West China women learn how to prevent Hepatitis B
(Xinhua)
Updated: 2006-09-09 21:35

China has started a two-year educational program aimed at preventing the spread of Hepatitis B from mother to child in four counties of west China's Shaanxi and Gansu provinces.

"The program is the first to be carried out in China's rural areas for women of childbearing age," said the program organizer on Saturday who added that in China Hepatitis B is often transmitted from mother to child.

Many people are Hepatitis B carriers but do not suffer any symptoms of the disease. This makes it difficult to stop its spread, especially when expectant mothers are unaware of their own condition or how the disease is transmitted.

The 200,000-U.S.-dollar program, funded by the Bristol-Myers Squibb Foundation, is organized by the Chinese Foundation for Hepatitis Prevention and Control. It aims to teach nearly 340,000 women of childbearing age and nearly 600 grassroots doctors in pilot counties how to prevent Hepatitis B.

The fund will cover the cost of free educational pamphlets, renting venues for lectures and providing medical equipment for Hepatitis B prevention.

The women will learn they should be tested for Hepatitis B before they are married or become pregnant, that their new-born babies should be vaccinated and mothers who are carriers should not breast-feed their babies.

A survey by the organizer in Zhenyuan and Wushan counties in Gansu province shows that only 25.01 percent of childbearing-age women surveyed know how Hepatitis B is contracted and only 10.71 percent of doctors surveyed know how to block the transmission from mother to infant.

Hepatitis, as well as HIV/AIDS, tuberculosis and snail fever, are the most serious infectious diseases in China.
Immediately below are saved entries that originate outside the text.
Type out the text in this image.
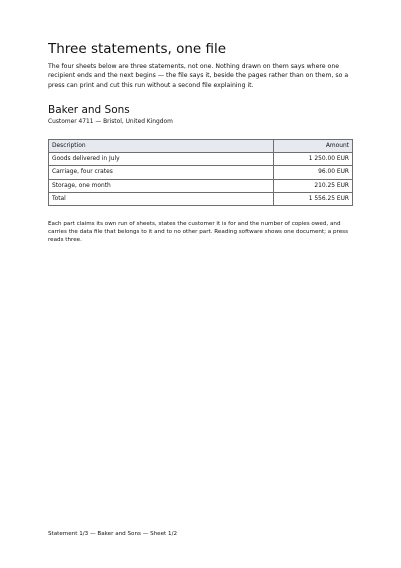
Three statements, one file

The four sheets below are three statements, not one. Nothing drawn on them says where one recipient ends and the next begins — the file says it, beside the pages rather than on them, so a press can print and cut this run without a second file explaining it.

Baker and Sons

Customer 4711 — Bristol, United Kingdom

Description	Amount
Goods delivered in July	1 250.00 EUR
Carriage, four crates	96.00 EUR
Storage, one month	210.25 EUR
Total	1 556.25 EUR

Each part claims its own run of sheets, states the customer it is for and the number of copies owed, and carries the data file that belongs to it and to no other part. Reading software shows one document; a press reads three.

Statement 1/3 — Baker and Sons — Sheet 1/2
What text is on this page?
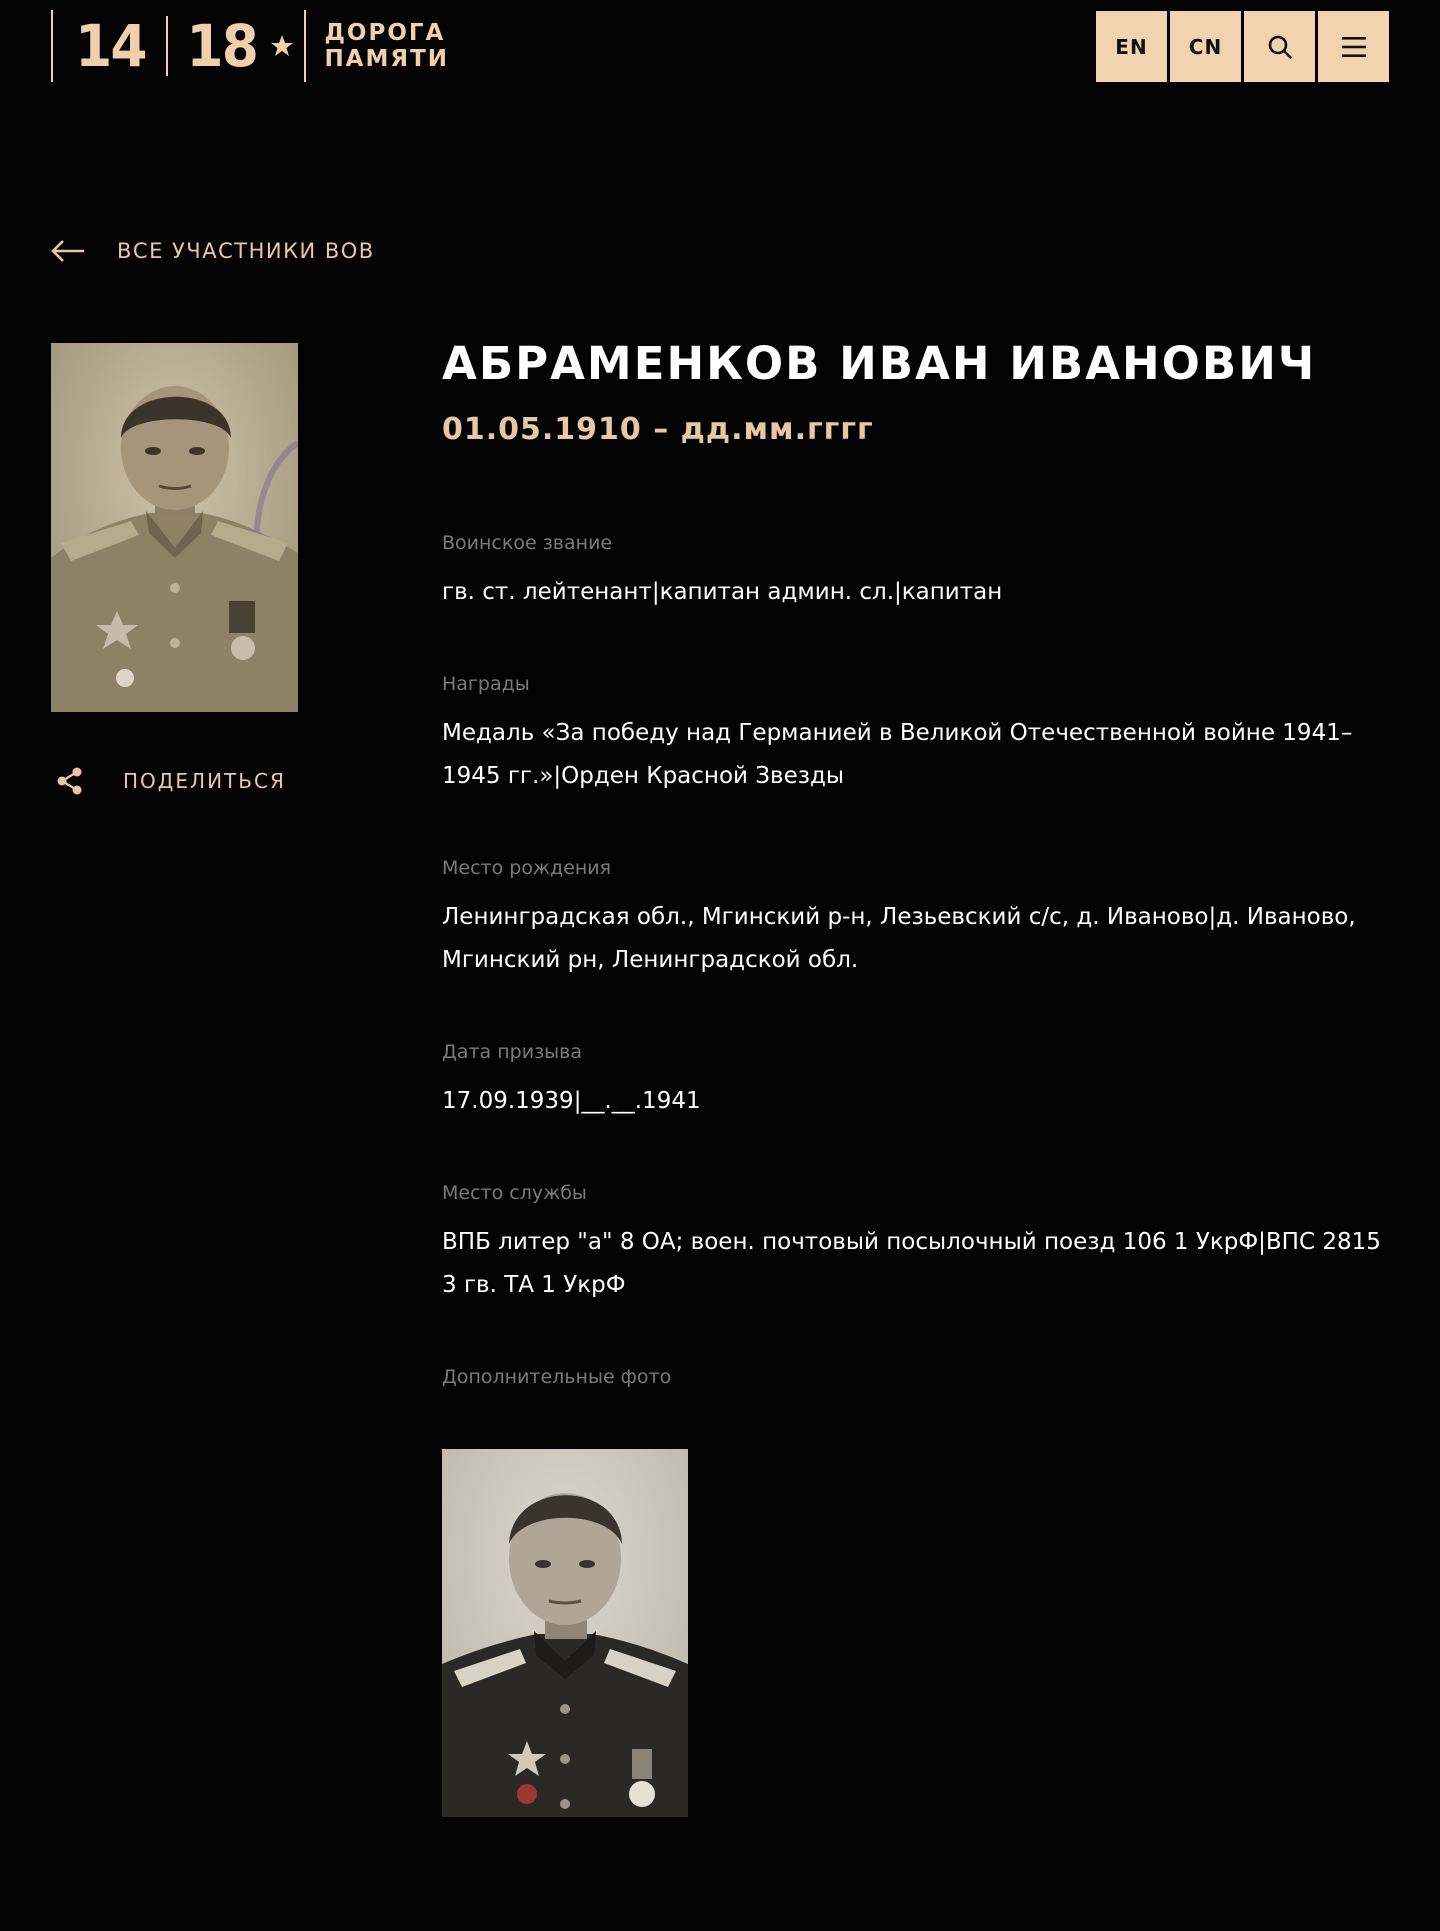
14 18	ДОРОГА
ПАМЯТИ	EN	CN
ВСЕ УЧАСТНИКИ ВОВ
ПОДЕЛИТЬСЯ
АБРАМЕНКОВ ИВАН ИВАНОВИЧ
01.05.1910 – дд.мм.гггг
Воинское звание
гв. ст. лейтенант|капитан админ. сл.|капитан
Награды
Медаль «За победу над Германией в Великой Отечественной войне 1941–1945 гг.»|Орден Красной Звезды
Место рождения
Ленинградская обл., Мгинский р-н, Лезьевский с/с, д. Иваново|д. Иваново, Мгинский рн, Ленинградской обл.
Дата призыва
17.09.1939|__.__.1941
Место службы
ВПБ литер "а" 8 ОА; воен. почтовый посылочный поезд 106 1 УкрФ|ВПС 2815 3 гв. ТА 1 УкрФ
Дополнительные фото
Currently, China has about 120 million Hepatitis B carriers and more than 20 million chronic Hepatitis patients who spend more than 100 billion yuan (12.5 billion U.S. dollars) per year treating the illness.

Medical research shows that most Hepatitis B carriers in China were infected with the virus when they were babies, 30 to 40 percent of whom were born with the disease. More than 90 percent of infant infections can be blocked by timely inoculation.